Friday, January 6, 2012

Song of the Day-Fade Away And Radiate

In 1978 I was spending my days getting an undergrad education at Oakland University and spending my afternoon's and night's working at Full Moon Records. Full Moon was a Michigan only record chain with stores at the time in Pontiac, Port Huron, Rochester and Traverse City. Based on it's Facebook page, Full Moon appears to be fondly remembered. Those were the days when my life was much like John Cusack's in "High Fidelity." I picked up a vinyl habit that continues to this day. Met some good friends who I have mostly lost track of.

Punk rock had started in the US with the New York Dolls, Ramones and the Stooges, had crossed the ocean and came back at us as the Sex Pistols and The Clash.  I was still "back at home with my Beatles and my Stones" but I was slowly getting into the newer music, due to the more adventurous tastes of my co-workers. Talking Heads was very strange to me at first.  I didn't get Television  or some of the other CBGB bands. The exception was Blondie who I got right away. The album that hooked me was "Parallel Lines" which had tunes like "One Way Or Another" and "Hanging On The Telephone." Their sound carried echoes of the 60s "girl group" style which I loved. I slowly got into the other acts but the big early favorite was Blondie. I even got to see them, around that time, topping the bill with Dave Edmunds and Nick Lowe's "Rockpile." Unfortunately, in my opinion, they fared poorly following the high energy Rockpile and I didn't stay for the whole set. Debbie Harry, in concert, had an icy unapproachability which did not go down well in comparison to Rockpile's "we're all mates at the pub" rockin' approach.

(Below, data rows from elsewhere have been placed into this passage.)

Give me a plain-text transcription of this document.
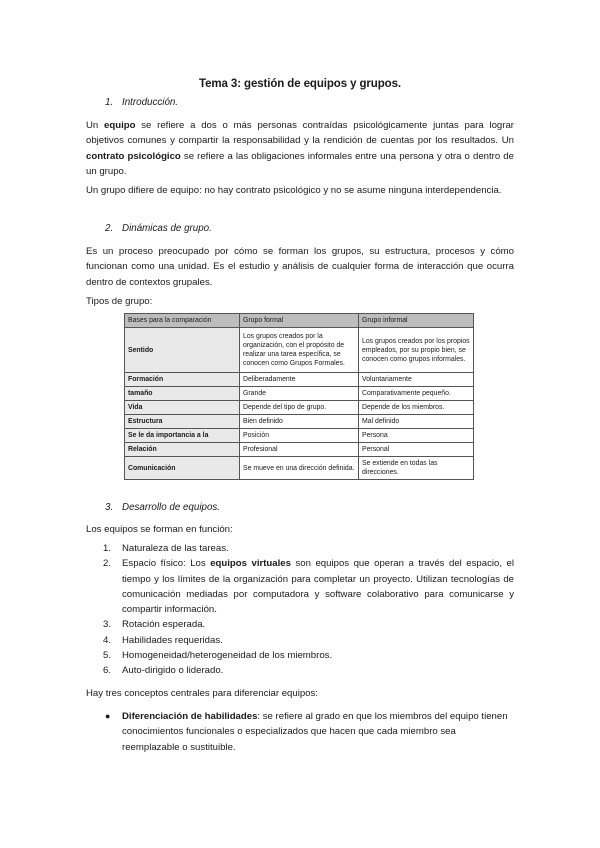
Tema 3: gestión de equipos y grupos.
1. Introducción.
Un equipo se refiere a dos o más personas contraídas psicológicamente juntas para lograr objetivos comunes y compartir la responsabilidad y la rendición de cuentas por los resultados. Un contrato psicológico se refiere a las obligaciones informales entre una persona y otra o dentro de un grupo.
Un grupo difiere de equipo: no hay contrato psicológico y no se asume ninguna interdependencia.
2. Dinámicas de grupo.
Es un proceso preocupado por cómo se forman los grupos, su estructura, procesos y cómo funcionan como una unidad. Es el estudio y análisis de cualquier forma de interacción que ocurra dentro de contextos grupales.
Tipos de grupo:
Bases para la comparación	Grupo formal	Grupo informal
Sentido	Los grupos creados por la organización, con el propósito de realizar una tarea específica, se conocen como Grupos Formales.	Los grupos creados por los propios empleados, por su propio bien, se conocen como grupos informales.
Formación	Deliberadamente	Voluntariamente
tamaño	Grande	Comparativamente pequeño.
Vida	Depende del tipo de grupo.	Depende de los miembros.
Estructura	Bien definido	Mal definido
Se le da importancia a la	Posición	Persona
Relación	Profesional	Personal
Comunicación	Se mueve en una dirección definida.	Se extiende en todas las direcciones.
3. Desarrollo de equipos.
Los equipos se forman en función:
1. Naturaleza de las tareas.
2. Espacio físico: Los equipos virtuales son equipos que operan a través del espacio, el tiempo y los límites de la organización para completar un proyecto. Utilizan tecnologías de comunicación mediadas por computadora y software colaborativo para comunicarse y compartir información.
3. Rotación esperada.
4. Habilidades requeridas.
5. Homogeneidad/heterogeneidad de los miembros.
6. Auto-dirigido o liderado.
Hay tres conceptos centrales para diferenciar equipos:
● Diferenciación de habilidades: se refiere al grado en que los miembros del equipo tienen conocimientos funcionales o especializados que hacen que cada miembro sea reemplazable o sustituible.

The tune that really caught my ear on "Parallel Lines" was "Fade Away and Radiate" which was a big moody ballad carried by Harry's sultry vocal and the humming synth lines of Chris Stein. The production of this song had a very spare feel. As Blondie became huge, taking over the world with the number one "Call Me" this was not a sound that they would return to. "Parallel Lines" to me, is their peak!